The 15 pages of Chapter 4 are intended to give an overview on the variety of memory phenomena – of types of memory. However, it mainly presents three scales along which types of memory might be systematically ordered: complexity (e.g. of the different types of symbols involved); scale of groups bearing that memory (from dyadic groups to nations); approaches to power (Zugang zu Macht, with a distinction between minoritarian, subversive, revolutionary and affirmative memory culture).
There are two problems I see here. First, the reflection on power is much too simple; at the very least, a Weberian distinction between domination and power or a consideration of Foucault’s view of power relations would have provided more depth. The second point regards a more general problem, one that has to do with the book’s assumption of a close linkage between particular memory cultures and particular groups. As is stated in the fourth chapter and elsewhere in the book (p. 39; 180/181; 192), collective memory always has groups ‘bearing’ that memory (Trägergruppen). For Berek, such groups are contained within the nation, because beyond that level groups start being too complex to operate with one common memory culture. Thus, complex social organizations such as the European Union cannot develop a memory culture, according to Berek, because they include too many different memory cultures (p. 192). This argument misses the crucial point made by Berger and Luckmann, namely that objectified worlds of meaning may acquire a very high degree of complexity. Berek’s book does not take full account of this complexity in modern society, or of the plurality of these meaning worlds, and especially their partial autonomy, which allows incongruences between boundaries of social groups and objectified worlds of meaning. This problem is also reflected in Berek’s use of a concept of society that seems identical with that of the nation state. These shortcomings prevent any productive connection of his work with concepts of inter- or transnational memory, or with approaches such as John W. Meyer’s ‘world culture’ (which also draws closely on the Berger and Luckmann tradition). It would be interesting to discuss in detail whether these problems are linked with a somewhat substantialist approach to collective memory that emerges from the book’s attempt to provide a social constructionist theory of memory culture.

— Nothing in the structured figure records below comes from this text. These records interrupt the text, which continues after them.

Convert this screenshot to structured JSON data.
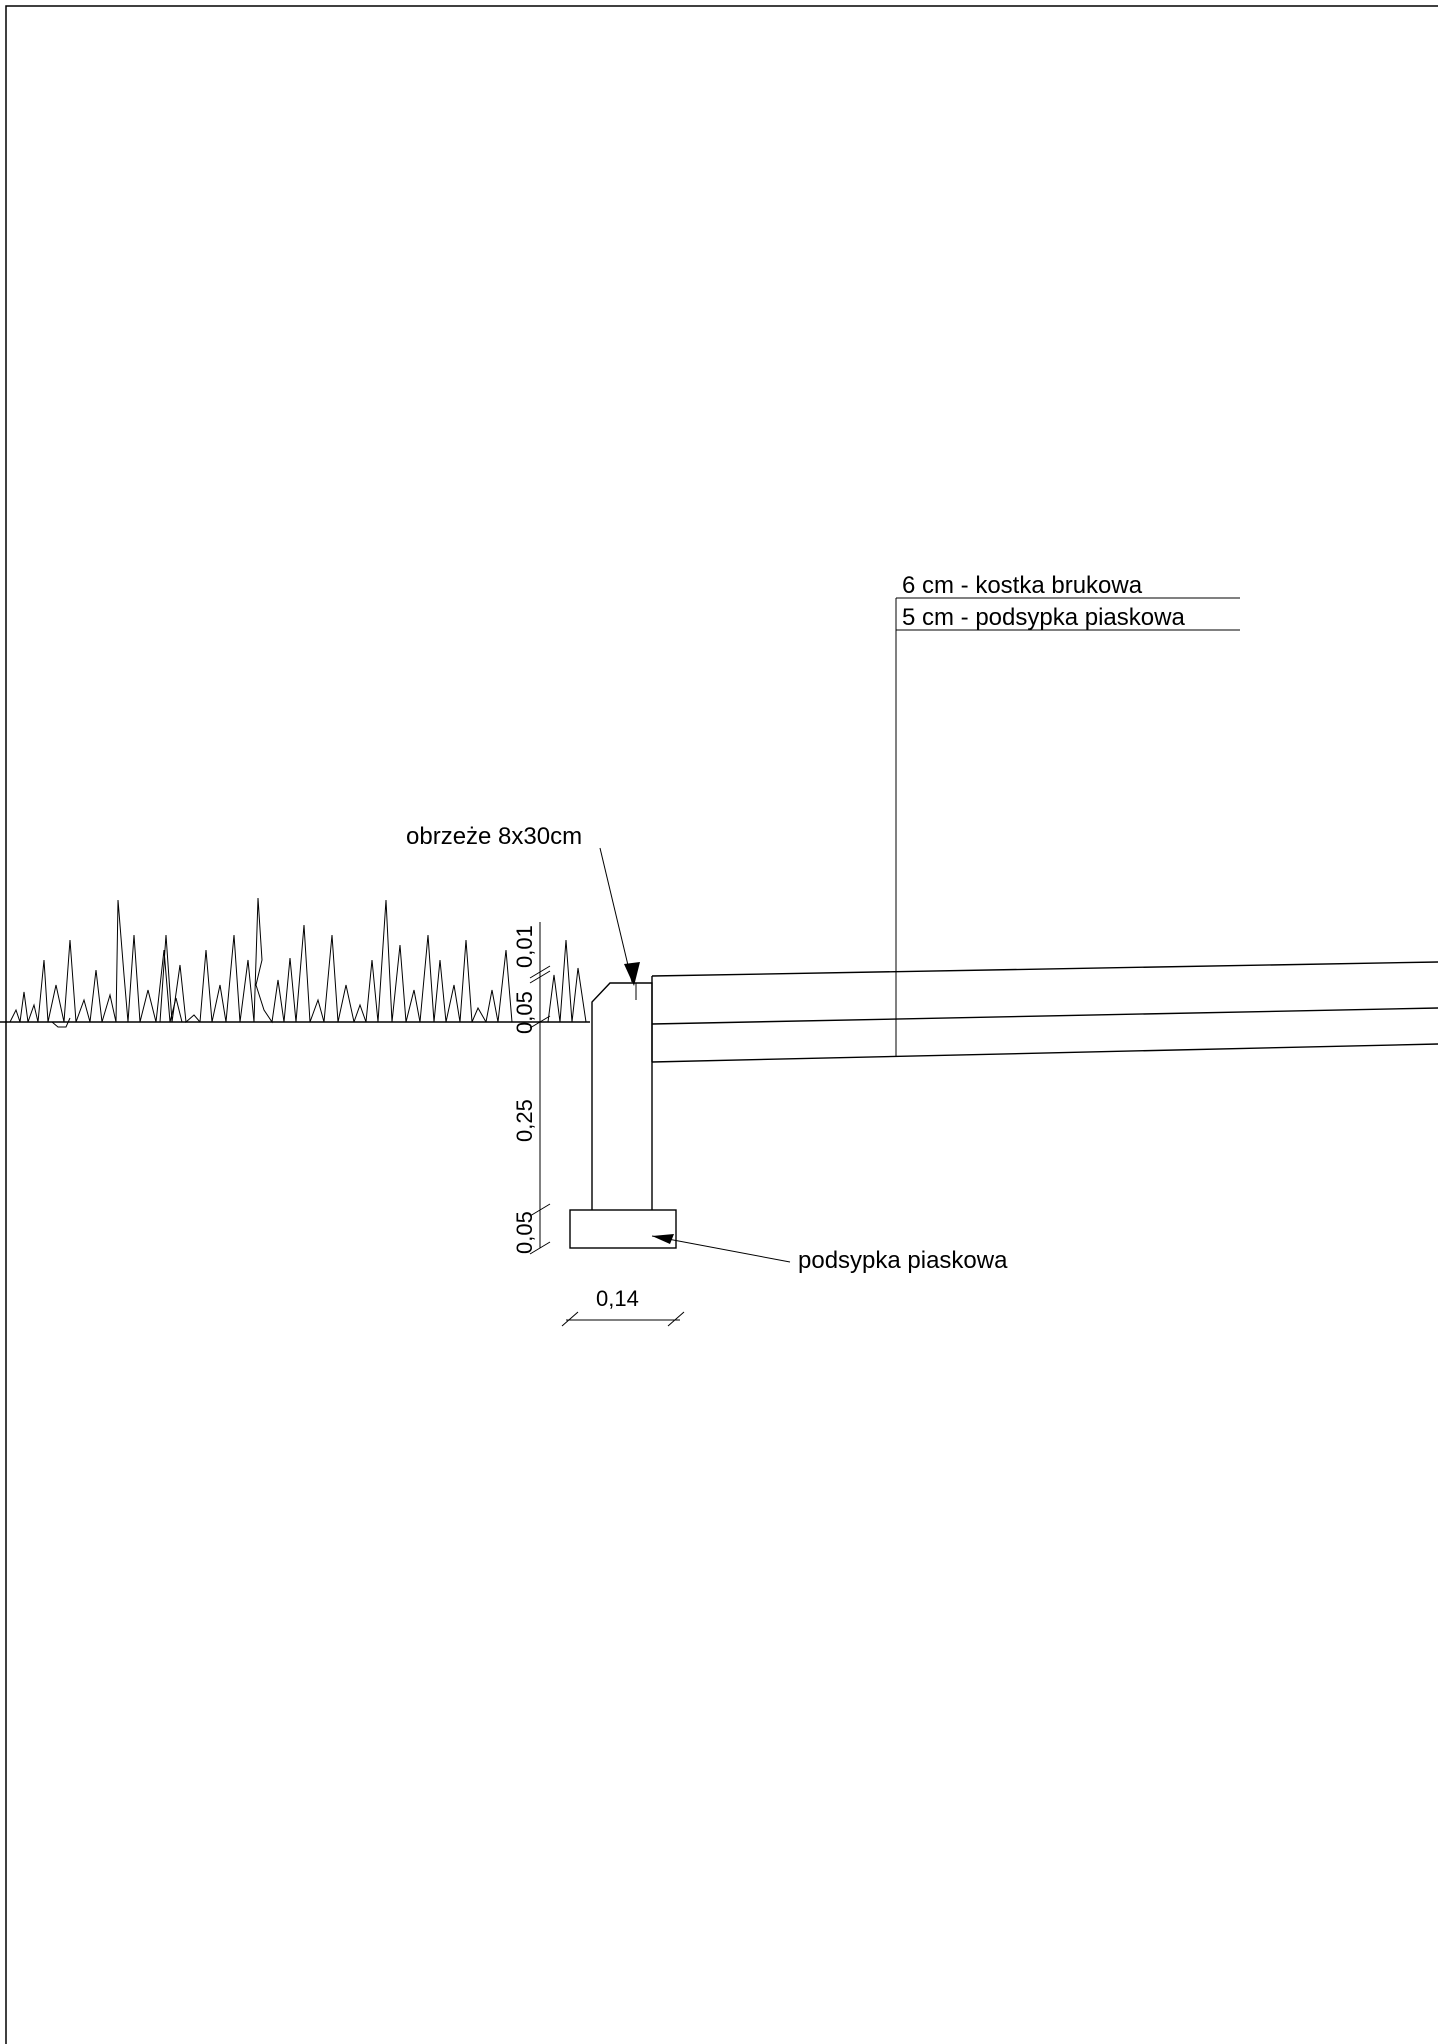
{
  "drawing": {
    "layers": {
      "paving": "6 cm - kostka brukowa",
      "bedding": "5 cm - podsypka piaskowa"
    },
    "curb_label": "obrzeże 8x30cm",
    "foundation_label": "podsypka piaskowa",
    "dimensions": {
      "vertical_top": "0,01",
      "vertical_second": "0,05",
      "vertical_middle": "0,25",
      "vertical_bottom": "0,05",
      "horizontal_width": "0,14"
    }
  }
}
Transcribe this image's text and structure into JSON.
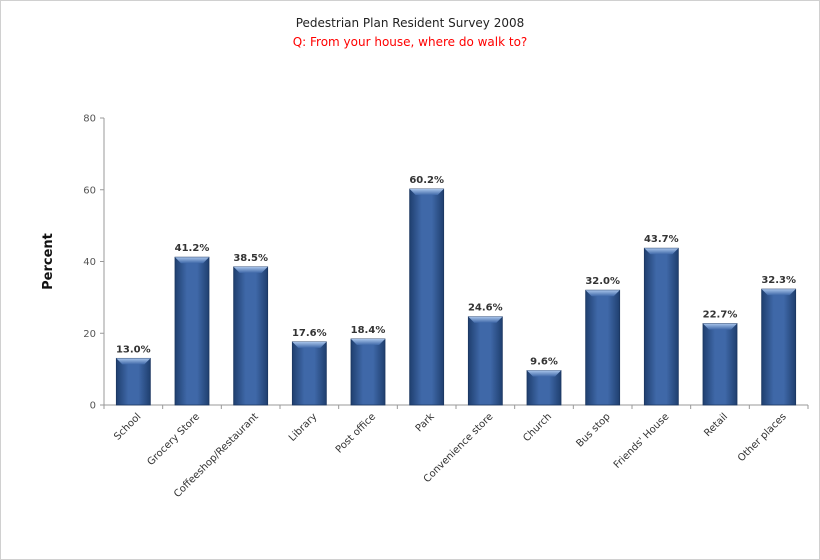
{
  "chart_data": {
    "type": "bar",
    "title": "Pedestrian Plan Resident Survey 2008",
    "subtitle": "Q:  From your house, where do walk to?",
    "xlabel": "",
    "ylabel": "Percent",
    "ylim": [
      0,
      80
    ],
    "yticks": [
      "0",
      "20",
      "40",
      "60",
      "80"
    ],
    "grid": false,
    "legend": "none",
    "categories": [
      "School",
      "Grocery Store",
      "Coffeeshop/Restaurant",
      "Library",
      "Post office",
      "Park",
      "Convenience store",
      "Church",
      "Bus stop",
      "Friends' House",
      "Retail",
      "Other places"
    ],
    "values": [
      13.0,
      41.2,
      38.5,
      17.6,
      18.4,
      60.2,
      24.6,
      9.6,
      32.0,
      43.7,
      22.7,
      32.3
    ],
    "data_labels": [
      "13.0%",
      "41.2%",
      "38.5%",
      "17.6%",
      "18.4%",
      "60.2%",
      "24.6%",
      "9.6%",
      "32.0%",
      "43.7%",
      "22.7%",
      "32.3%"
    ],
    "colors": {
      "bar_dark": "#1f3f6f",
      "bar_mid": "#3f68a8",
      "bar_light": "#7aa0d6",
      "subtitle": "#ff0000"
    }
  }
}
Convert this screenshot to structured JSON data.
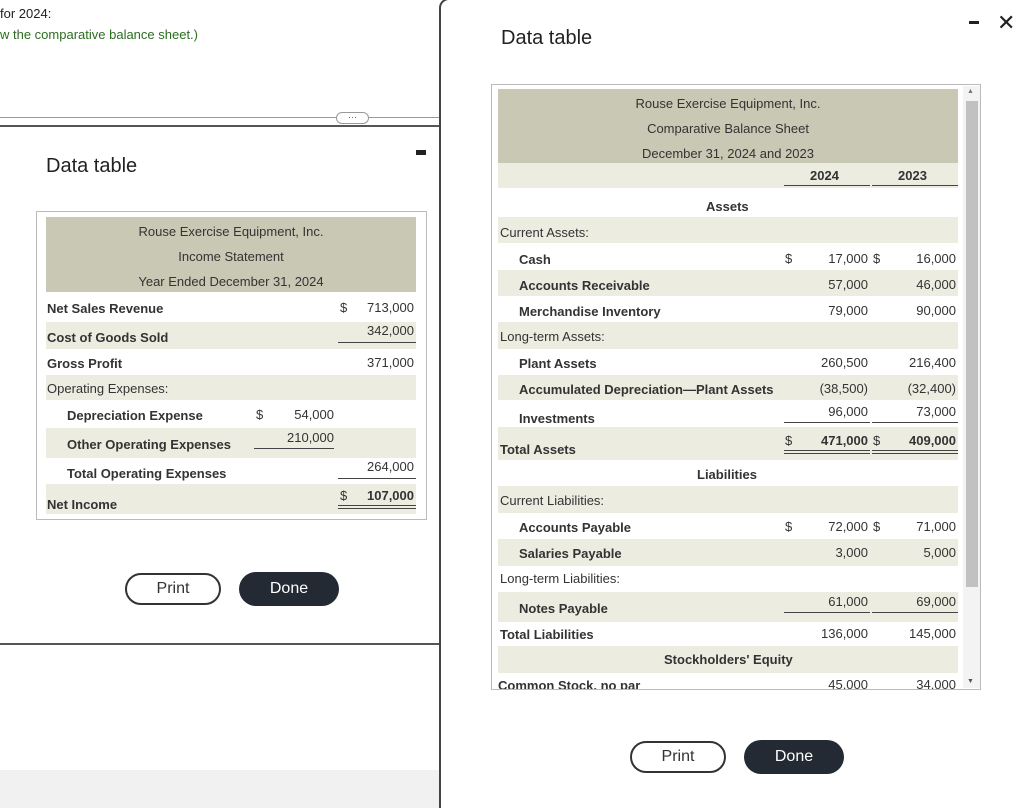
{
  "background": {
    "line1": "for 2024:",
    "line2": "w the comparative balance sheet.)"
  },
  "left_dialog": {
    "title": "Data table",
    "table": {
      "company": "Rouse Exercise Equipment, Inc.",
      "statement": "Income Statement",
      "period": "Year Ended December 31, 2024",
      "rows": {
        "net_sales": {
          "label": "Net Sales Revenue",
          "dollar": "$",
          "amount": "713,000"
        },
        "cogs": {
          "label": "Cost of Goods Sold",
          "amount": "342,000"
        },
        "gross_profit": {
          "label": "Gross Profit",
          "amount": "371,000"
        },
        "opex": {
          "label": "Operating Expenses:"
        },
        "depreciation": {
          "label": "Depreciation Expense",
          "dollar": "$",
          "amount": "54,000"
        },
        "other_opex": {
          "label": "Other Operating Expenses",
          "amount": "210,000"
        },
        "total_opex": {
          "label": "Total Operating Expenses",
          "amount": "264,000"
        },
        "net_income": {
          "label": "Net Income",
          "dollar": "$",
          "amount": "107,000"
        }
      }
    },
    "print_label": "Print",
    "done_label": "Done"
  },
  "right_dialog": {
    "title": "Data table",
    "table": {
      "company": "Rouse Exercise Equipment, Inc.",
      "statement": "Comparative Balance Sheet",
      "date": "December 31, 2024 and 2023",
      "col_2024": "2024",
      "col_2023": "2023",
      "assets_header": "Assets",
      "current_assets": "Current Assets:",
      "cash": {
        "label": "Cash",
        "d1": "$",
        "v2024": "17,000",
        "d2": "$",
        "v2023": "16,000"
      },
      "ar": {
        "label": "Accounts Receivable",
        "v2024": "57,000",
        "v2023": "46,000"
      },
      "inventory": {
        "label": "Merchandise Inventory",
        "v2024": "79,000",
        "v2023": "90,000"
      },
      "lt_assets": "Long-term Assets:",
      "plant": {
        "label": "Plant Assets",
        "v2024": "260,500",
        "v2023": "216,400"
      },
      "accum_dep": {
        "label": "Accumulated Depreciation—Plant Assets",
        "v2024": "(38,500)",
        "v2023": "(32,400)"
      },
      "investments": {
        "label": "Investments",
        "v2024": "96,000",
        "v2023": "73,000"
      },
      "total_assets": {
        "label": "Total Assets",
        "d1": "$",
        "v2024": "471,000",
        "d2": "$",
        "v2023": "409,000"
      },
      "liabilities_header": "Liabilities",
      "current_liabilities": "Current Liabilities:",
      "ap": {
        "label": "Accounts Payable",
        "d1": "$",
        "v2024": "72,000",
        "d2": "$",
        "v2023": "71,000"
      },
      "salaries": {
        "label": "Salaries Payable",
        "v2024": "3,000",
        "v2023": "5,000"
      },
      "lt_liabilities": "Long-term Liabilities:",
      "notes": {
        "label": "Notes Payable",
        "v2024": "61,000",
        "v2023": "69,000"
      },
      "total_liabilities": {
        "label": "Total Liabilities",
        "v2024": "136,000",
        "v2023": "145,000"
      },
      "equity_header": "Stockholders' Equity",
      "common_stock": {
        "label": "Common Stock, no par",
        "v2024": "45,000",
        "v2023": "34,000"
      }
    },
    "print_label": "Print",
    "done_label": "Done"
  }
}
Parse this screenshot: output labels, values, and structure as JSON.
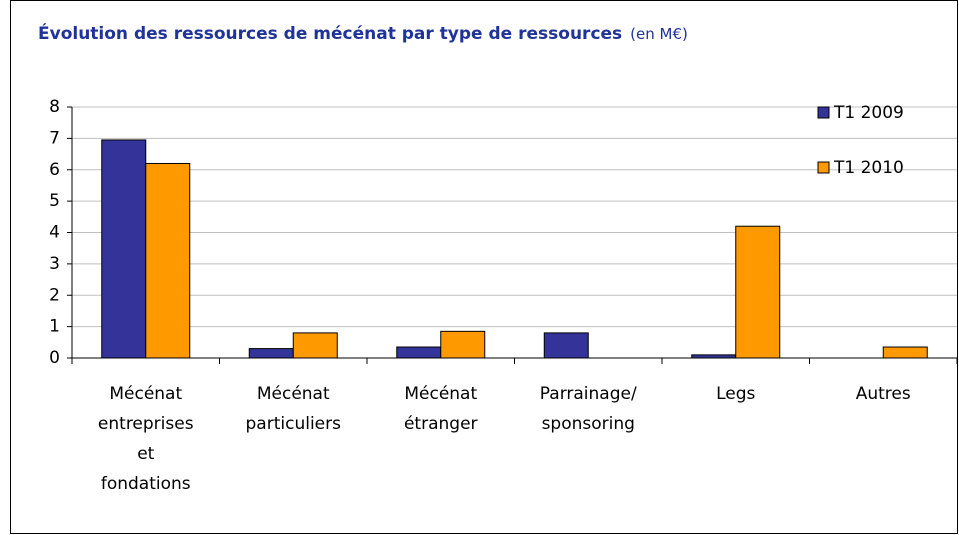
{
  "chart_data": {
    "type": "bar",
    "title": "Évolution des ressources de mécénat par type de ressources",
    "subtitle": "(en M€)",
    "categories": [
      [
        "Mécénat",
        "entreprises",
        "et",
        "fondations"
      ],
      [
        "Mécénat",
        "particuliers"
      ],
      [
        "Mécénat",
        "étranger"
      ],
      [
        "Parrainage/",
        "sponsoring"
      ],
      [
        "Legs"
      ],
      [
        "Autres"
      ]
    ],
    "series": [
      {
        "name": "T1 2009",
        "color": "#333399",
        "values": [
          6.95,
          0.3,
          0.35,
          0.8,
          0.1,
          0
        ]
      },
      {
        "name": "T1 2010",
        "color": "#ff9900",
        "values": [
          6.2,
          0.8,
          0.85,
          0,
          4.2,
          0.35
        ]
      }
    ],
    "ylim": [
      0,
      8
    ],
    "yticks": [
      0,
      1,
      2,
      3,
      4,
      5,
      6,
      7,
      8
    ],
    "grid": true,
    "legend": "upper right"
  }
}
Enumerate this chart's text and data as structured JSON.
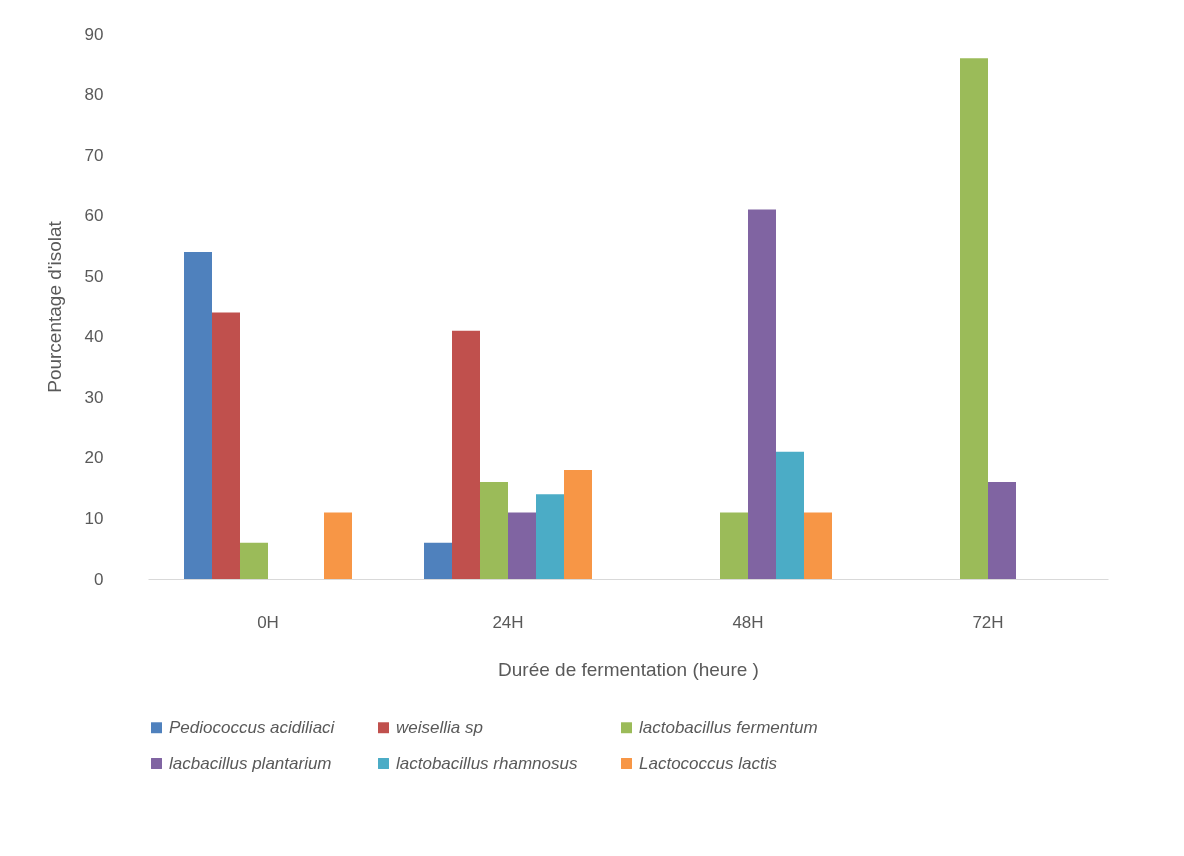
{
  "chart_data": {
    "type": "bar",
    "xlabel": "Durée de fermentation (heure )",
    "ylabel": "Pourcentage d'isolat",
    "categories": [
      "0H",
      "24H",
      "48H",
      "72H"
    ],
    "series": [
      {
        "name": "Pediococcus acidiliaci",
        "color": "#4f81bd",
        "values": [
          54,
          6,
          0,
          0
        ]
      },
      {
        "name": "weisellia sp",
        "color": "#c0504d",
        "values": [
          44,
          41,
          0,
          0
        ]
      },
      {
        "name": "lactobacillus fermentum",
        "color": "#9bbb59",
        "values": [
          6,
          16,
          11,
          86
        ]
      },
      {
        "name": "lacbacillus plantarium",
        "color": "#8064a2",
        "values": [
          0,
          11,
          61,
          16
        ]
      },
      {
        "name": "lactobacillus rhamnosus",
        "color": "#4bacc6",
        "values": [
          0,
          14,
          21,
          0
        ]
      },
      {
        "name": "Lactococcus lactis",
        "color": "#f79646",
        "values": [
          11,
          18,
          11,
          0
        ]
      }
    ],
    "ylim": [
      0,
      90
    ],
    "yticks": [
      0,
      10,
      20,
      30,
      40,
      50,
      60,
      70,
      80,
      90
    ],
    "grid": false,
    "legend": "bottom"
  }
}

The book concludes with a summary of results regarding a theory of memory culture and consequences for concepts of memory. Such consequences relate especially to Aleida and Jan Assmann’s distinction between collective and communicative memory, which does not fully fit into the approach Berek proposes. He prefers to distinguish between individual and collective memory and does not adopt the Assmanns’ typology of memory on the basis of increase in time span. On the other hand, Berek does integrate other aspects such as content, form, diffusion and bearer of memories into his typology of memory.
This last point shows that, despite its problems, the book offers an interesting range of discussions of key concepts and theoretical aspects from the field of individual and collective memory. As such, it will inform and inspire a readership from different disciplines of memory studies.